On Fri, 14 Apr 2006 14:42:20 +0100 (BST)
Chris Rankin <rankincj@yahoo.com> wrote:

> Hi,
> 
> I have 2 servers which are connected to a gateway machine. The gateway and one server are running
> Linux 2.6.16.2, while the third machine is running 2.6.16.5. The two ethernet ports on the gateway
> which are connected to the servers are combined into a single ethernet bridge device.
> 
> Ever since 2.6.16, I have noticed that I can no longer cross-mount the two servers' /home
> directories via UDP NFS. Which is to say that the mount command succeeds, but that trying to
> access the filesystem makes the process hang and the "NFS server not responding" message to appear
> in the console log.
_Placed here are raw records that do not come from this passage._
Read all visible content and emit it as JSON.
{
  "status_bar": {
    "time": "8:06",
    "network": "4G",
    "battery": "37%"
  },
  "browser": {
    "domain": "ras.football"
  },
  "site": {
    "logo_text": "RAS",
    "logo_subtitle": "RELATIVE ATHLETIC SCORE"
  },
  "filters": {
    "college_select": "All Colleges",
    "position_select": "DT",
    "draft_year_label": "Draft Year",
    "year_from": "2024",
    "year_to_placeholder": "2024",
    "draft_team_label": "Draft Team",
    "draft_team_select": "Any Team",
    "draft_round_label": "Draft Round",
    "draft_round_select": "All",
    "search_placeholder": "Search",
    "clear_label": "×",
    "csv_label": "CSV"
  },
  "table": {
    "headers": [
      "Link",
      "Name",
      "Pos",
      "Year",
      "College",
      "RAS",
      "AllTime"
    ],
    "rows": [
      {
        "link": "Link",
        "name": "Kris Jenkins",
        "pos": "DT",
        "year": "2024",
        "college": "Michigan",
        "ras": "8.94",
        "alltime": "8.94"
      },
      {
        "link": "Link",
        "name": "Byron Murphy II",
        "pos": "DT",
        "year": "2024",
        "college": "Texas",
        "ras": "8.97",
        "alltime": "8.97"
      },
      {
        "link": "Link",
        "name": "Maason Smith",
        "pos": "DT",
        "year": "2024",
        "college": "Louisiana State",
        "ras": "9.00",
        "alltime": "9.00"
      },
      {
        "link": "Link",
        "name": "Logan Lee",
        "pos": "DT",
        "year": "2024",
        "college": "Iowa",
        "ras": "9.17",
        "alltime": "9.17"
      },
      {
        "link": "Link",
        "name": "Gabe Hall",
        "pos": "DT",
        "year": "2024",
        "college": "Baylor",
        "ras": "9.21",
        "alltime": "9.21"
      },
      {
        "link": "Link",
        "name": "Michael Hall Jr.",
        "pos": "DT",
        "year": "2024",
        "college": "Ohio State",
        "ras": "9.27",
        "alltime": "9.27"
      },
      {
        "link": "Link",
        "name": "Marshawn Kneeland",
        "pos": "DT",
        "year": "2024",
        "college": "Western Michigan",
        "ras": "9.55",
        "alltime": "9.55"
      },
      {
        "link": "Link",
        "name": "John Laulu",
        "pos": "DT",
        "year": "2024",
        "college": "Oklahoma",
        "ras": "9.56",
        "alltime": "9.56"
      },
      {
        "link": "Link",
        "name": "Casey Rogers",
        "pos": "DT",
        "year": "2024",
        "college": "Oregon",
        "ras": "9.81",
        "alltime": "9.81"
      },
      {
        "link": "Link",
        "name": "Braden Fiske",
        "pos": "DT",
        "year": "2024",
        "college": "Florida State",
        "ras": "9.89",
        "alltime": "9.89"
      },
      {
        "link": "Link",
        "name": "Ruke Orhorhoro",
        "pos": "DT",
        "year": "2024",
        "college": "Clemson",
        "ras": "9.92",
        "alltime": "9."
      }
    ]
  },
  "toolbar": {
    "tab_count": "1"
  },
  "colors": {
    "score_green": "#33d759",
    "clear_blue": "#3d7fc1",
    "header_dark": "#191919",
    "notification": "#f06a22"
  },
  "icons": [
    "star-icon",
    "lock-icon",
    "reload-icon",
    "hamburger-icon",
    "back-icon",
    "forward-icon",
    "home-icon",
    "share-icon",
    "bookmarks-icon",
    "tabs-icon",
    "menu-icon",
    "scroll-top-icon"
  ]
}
This is true regardless of which machine is the NFS server and which is the
> NFS client.
> 
> It all works fine if I use TCP NFS instead.
> 
> Also, UDP NFS works OK between any server and the gateway itself, so it only goes wrong when UDP
> NFS traffic is forwarded across the bridge. (I have not changed my firewall rules, which just tell
> the gateway to forward all traffic coming in from the bridge device anyway.)
> 
> Can anyone reproduce this, please? I obviously have a workaround (using TCP instead of UDP) but it
> sounds like there's a bug somewhere.
> 
> Cheers,
> Chris

Most likely the problem is that the MTU on the two devices in the bridge is different.
The bridge will silently drop packets if they are too large for the destination port (it's in the 802.1d
standard). TCP has path mtu discovery and is smart enough to recover.  UDP doesn't do
that.

Anyway don't run NFS over UDP unless you want data corruption.  There are sequence number wraparound
issues that are unsolvable when running NFS over UDP/IP and faster links.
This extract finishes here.